Recent decisions are a policy debugging tool, and are not intended for monitoring of authorization decisions in real time. You can examine the 20 most recent decisions made for an endpoint in the last 24 hours.

Let’s examine recent decisions to make sure that the policy is handling payment requests correctly.

Steps

  1. Go to Authorization → Recent Decisions.

  2. In the Decision Endpoint list, select the Test endpoint.

  3. In the Decision to Visualize list, select the first decision.

    This is the most recent decision.

    Screen capture of the expanded Select Decision to Visualize list.
  4. Examine the decision flow to make sure that decisions are evaluated according to your expectations.

    The visualization is similar to what you saw when you tested your policy.

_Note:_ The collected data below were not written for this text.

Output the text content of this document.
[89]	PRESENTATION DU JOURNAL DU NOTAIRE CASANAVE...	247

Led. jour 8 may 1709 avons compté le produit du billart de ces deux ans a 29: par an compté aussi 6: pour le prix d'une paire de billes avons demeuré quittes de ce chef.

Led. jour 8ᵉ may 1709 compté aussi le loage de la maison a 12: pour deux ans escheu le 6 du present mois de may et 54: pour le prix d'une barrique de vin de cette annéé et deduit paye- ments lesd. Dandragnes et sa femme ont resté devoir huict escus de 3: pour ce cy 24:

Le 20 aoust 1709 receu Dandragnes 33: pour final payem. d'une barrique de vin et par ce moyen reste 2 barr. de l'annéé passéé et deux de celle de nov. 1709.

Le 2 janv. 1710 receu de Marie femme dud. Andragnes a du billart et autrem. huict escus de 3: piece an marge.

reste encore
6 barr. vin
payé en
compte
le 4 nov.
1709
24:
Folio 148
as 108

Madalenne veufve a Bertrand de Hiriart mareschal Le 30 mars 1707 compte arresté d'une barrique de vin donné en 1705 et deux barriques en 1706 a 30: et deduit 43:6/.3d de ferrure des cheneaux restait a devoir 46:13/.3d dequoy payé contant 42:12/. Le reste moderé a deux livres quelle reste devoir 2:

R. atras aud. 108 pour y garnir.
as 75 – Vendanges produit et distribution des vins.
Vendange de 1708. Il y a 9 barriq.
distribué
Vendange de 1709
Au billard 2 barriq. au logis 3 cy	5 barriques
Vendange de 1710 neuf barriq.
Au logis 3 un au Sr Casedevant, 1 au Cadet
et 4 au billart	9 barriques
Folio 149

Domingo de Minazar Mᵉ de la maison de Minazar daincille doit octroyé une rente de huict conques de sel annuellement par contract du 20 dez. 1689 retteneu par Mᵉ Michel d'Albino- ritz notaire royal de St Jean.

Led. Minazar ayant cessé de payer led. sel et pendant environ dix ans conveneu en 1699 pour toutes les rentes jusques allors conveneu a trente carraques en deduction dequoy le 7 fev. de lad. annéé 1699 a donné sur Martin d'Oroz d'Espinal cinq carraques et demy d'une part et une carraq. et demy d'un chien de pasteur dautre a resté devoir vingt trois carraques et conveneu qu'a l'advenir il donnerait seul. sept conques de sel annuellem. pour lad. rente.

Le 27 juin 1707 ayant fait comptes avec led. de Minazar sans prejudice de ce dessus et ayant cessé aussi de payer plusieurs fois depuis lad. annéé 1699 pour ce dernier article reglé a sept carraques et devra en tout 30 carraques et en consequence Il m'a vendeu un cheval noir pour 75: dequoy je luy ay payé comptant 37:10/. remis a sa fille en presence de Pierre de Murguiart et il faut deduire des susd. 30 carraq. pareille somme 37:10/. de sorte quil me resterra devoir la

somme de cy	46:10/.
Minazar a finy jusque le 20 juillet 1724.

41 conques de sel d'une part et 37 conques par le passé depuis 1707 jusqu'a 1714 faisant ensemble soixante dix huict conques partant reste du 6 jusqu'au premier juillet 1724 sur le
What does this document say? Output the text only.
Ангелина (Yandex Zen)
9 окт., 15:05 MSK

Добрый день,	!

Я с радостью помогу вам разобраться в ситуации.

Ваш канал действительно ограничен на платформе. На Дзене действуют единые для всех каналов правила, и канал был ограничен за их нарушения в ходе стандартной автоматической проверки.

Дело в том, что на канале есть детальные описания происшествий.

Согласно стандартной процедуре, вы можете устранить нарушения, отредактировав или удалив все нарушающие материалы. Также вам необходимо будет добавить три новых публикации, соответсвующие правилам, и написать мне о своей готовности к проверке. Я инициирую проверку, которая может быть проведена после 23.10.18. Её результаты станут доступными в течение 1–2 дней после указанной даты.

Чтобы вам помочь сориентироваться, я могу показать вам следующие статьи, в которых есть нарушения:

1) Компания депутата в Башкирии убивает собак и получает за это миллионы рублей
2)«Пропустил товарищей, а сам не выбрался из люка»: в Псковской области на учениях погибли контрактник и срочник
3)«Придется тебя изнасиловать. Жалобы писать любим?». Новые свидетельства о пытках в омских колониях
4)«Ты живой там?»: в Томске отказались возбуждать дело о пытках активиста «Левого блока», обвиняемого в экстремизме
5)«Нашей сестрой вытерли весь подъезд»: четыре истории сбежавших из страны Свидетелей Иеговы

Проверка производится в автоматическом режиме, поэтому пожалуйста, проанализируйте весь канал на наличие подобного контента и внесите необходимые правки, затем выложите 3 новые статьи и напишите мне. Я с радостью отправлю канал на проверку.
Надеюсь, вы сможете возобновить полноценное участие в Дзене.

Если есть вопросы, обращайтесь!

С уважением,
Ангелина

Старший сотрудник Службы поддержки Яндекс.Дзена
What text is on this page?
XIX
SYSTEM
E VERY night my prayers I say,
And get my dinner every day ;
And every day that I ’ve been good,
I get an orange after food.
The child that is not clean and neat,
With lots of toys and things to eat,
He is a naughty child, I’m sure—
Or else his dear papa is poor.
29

    Screen capture of the Visualization flow for permitting payments up to 10000 USD.
  5. Click the Permit payments up to 10000 USD box to show more details.

    Result:

    You can see that this represents your rule that permits payments up to $10,000 USD. The decision evaluated to Permit and it took 3.288 milliseconds.

    Screen capture of the Visualization details pane showing the decision result and elapsed time.
  6. In the Select Decision to Visualize list, select the second decision and then examine the Visualization tab and the other tabs to make sure that everything looks as expected:

    1. Click the Request tab to review the JSON request sent to the decision service and confirm that the expected information was sent.

      Screen capture of the Recent Decisions Request tab showing the JSON request.
    2. Click the Response tab to review the complete, high-verbosity response for the decision, including expanded errors and other helpful information.

      Screen capture of the Recent Decisions Response tab showing the complete, high-verbosity response.
    3. Click the Attributes tab for details about the attribute used in the decision.

      Screen capture of the Recent Decisions Attributes tab showing attribute details.

      Now that you’ve examined recent decisions for your named version, let’s roll it out to production by publishing it to the Prod endpoint.

  7. Go to Authorization → Version History.

  8. For the Payment checks version, click the More Options (⋮) icon and select Publish Version.

  9. In the Publish to list, select the Prod endpoint and click Publish.

    Result:

    The blue Prod icon indicates that the version is now published in Prod in addition to Test and Dev.

    Screen capture of Version History showing icons for published endpoints.

Result

Congratulations! You’ve built your first dynamic authorization policy, tested it, and rolled it out to production.